Benchmark your ROAS against the industry data in this article. Know whether your decline is in line with the market or worse than the market.
Calculate your break-even ROAS (1 / gross margin). If your current ROAS is below break-even, you're losing money on every ad dollar and the urgency is immediate. If you're above break-even but declining, you have time to optimize before the trend crosses the line.
Isolate the variable. If your CPC is at benchmark but your conversion rate is below your industry's median, the ROAS problem lives on the page. The CTR x CVR diagnostic matrix from the Google Ads benchmarks article identifies which quadrant you're in.
Fix the page. The conversion rate improvements from message match, speed, and campaign-aware personalization are the most direct ROAS levers available. A 1% conversion rate improvement on a meaningful traffic base can offset the entire 10% industry-wide ROAS decline for your account.
The 10% decline isn't entirely fixable at the macro level. CPC inflation is structural. But the teams that defend their ROAS in 2026 are the ones investing in the variable everyone else ignores. The page is right there. It's the lever nobody pulls.

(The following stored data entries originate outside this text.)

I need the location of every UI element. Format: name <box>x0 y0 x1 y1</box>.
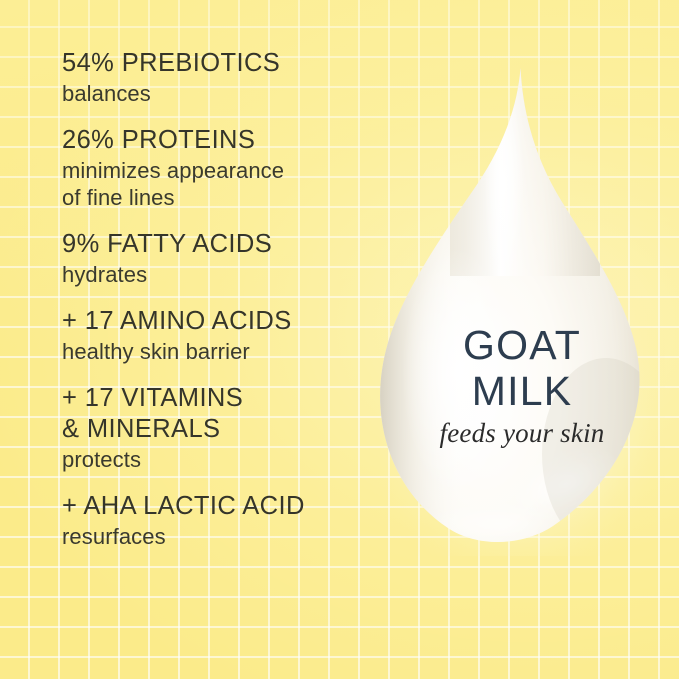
fact-item-prebiotics: 54% PREBIOTICS balances <box>62 48 382 107</box>
fact-item-fatty-acids: 9% FATTY ACIDS hydrates <box>62 229 382 288</box>
droplet-highlight-neck <box>484 80 524 288</box>
droplet-brand-caption: GOAT MILK feeds your skin <box>396 322 648 449</box>
fact-headline: 9% FATTY ACIDS <box>62 229 382 260</box>
fact-headline: + 17 AMINO ACIDS <box>62 306 382 337</box>
fact-benefit: protects <box>62 446 382 473</box>
fact-benefit: healthy skin barrier <box>62 338 382 365</box>
fact-headline: 54% PREBIOTICS <box>62 48 382 79</box>
fact-item-vitamins-minerals: + 17 VITAMINS & MINERALS protects <box>62 383 382 473</box>
fact-benefit: resurfaces <box>62 523 382 550</box>
milk-droplet-icon <box>380 56 665 556</box>
fact-item-proteins: 26% PROTEINS minimizes appearance of fin… <box>62 125 382 211</box>
fact-benefit: hydrates <box>62 261 382 288</box>
fact-headline: + 17 VITAMINS & MINERALS <box>62 383 382 445</box>
brand-word-milk: MILK <box>396 368 648 414</box>
fact-headline: + AHA LACTIC ACID <box>62 491 382 522</box>
goat-milk-infographic: 54% PREBIOTICS balances 26% PROTEINS min… <box>0 0 679 679</box>
fact-benefit: minimizes appearance of fine lines <box>62 157 382 211</box>
brand-tagline: feeds your skin <box>396 417 648 449</box>
fact-item-amino-acids: + 17 AMINO ACIDS healthy skin barrier <box>62 306 382 365</box>
fact-item-aha-lactic-acid: + AHA LACTIC ACID resurfaces <box>62 491 382 550</box>
fact-headline: 26% PROTEINS <box>62 125 382 156</box>
ingredient-facts-list: 54% PREBIOTICS balances 26% PROTEINS min… <box>62 48 382 550</box>
fact-benefit: balances <box>62 80 382 107</box>
brand-word-goat: GOAT <box>396 322 648 368</box>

Frequently Asked Questions
What is a good ROAS in 2026?
Average ROAS across industries is approximately 2.87:1, down 10% year-over-year. However, "good" depends entirely on your gross margin. Break-even ROAS equals 1 divided by your margin: at 50% margin, break-even is 2:1. At 20% margin, break-even is 5:1. A 4:1 ROAS is profitable for high-margin businesses and unprofitable for low-margin ones.
What is the average ROAS for Google Ads?
Google Ads average ROAS is approximately 2:1 (200% return) for Search campaigns. Google Shopping averages 3:1 to 5:1. Performance Max averages 3.5:1 to 5:1, though attribution concerns may inflate this number. Meta Ads average 2.5:1 to 3:1. Email marketing produces the highest ROAS at 36:1 to 42:1.
Why is my ROAS declining in 2026?
ROAS is declining across 87% of industries due to CPC inflation (up 10 to 25%), conversion rate decline (down 9.28% YoY), Smart Bidding homogenization, attribution gaps from privacy changes, and increased auction competition. The compounding effect of higher costs and lower conversions produces steeper ROAS declines than either factor alone.
How do I calculate break-even ROAS?
Break-even ROAS = 1 / gross margin. At 20% margin, break-even is 5:1. At 30% margin, 3.3:1. At 50% margin, 2:1. At 70% margin, 1.43:1. Your target ROAS should be set above break-even to cover operating costs and generate profit.
What is ROAS (return on ad spend)?
ROAS stands for return on ad spend. It is calculated by dividing revenue generated by ad spend. A 4:1 ROAS means every dollar spent on ads produced four dollars in revenue. ROAS is not profit — a 4:1 ROAS at 20% gross margin is unprofitable after ad costs, while the same 4:1 at 50% margin is highly profitable. Every ROAS benchmark should be read through the lens of your own margin structure.
How can I improve ROAS without increasing ad spend?
Improve your landing page conversion rate. Lifting conversion rate from 2% to 3% increases ROAS by 50% at zero additional spend. The highest-impact fixes are message match (page reflects ad promise), page speed (0.1-second improvement = 8.4% conversion lift in retail), form reduction, and campaign-aware personalization.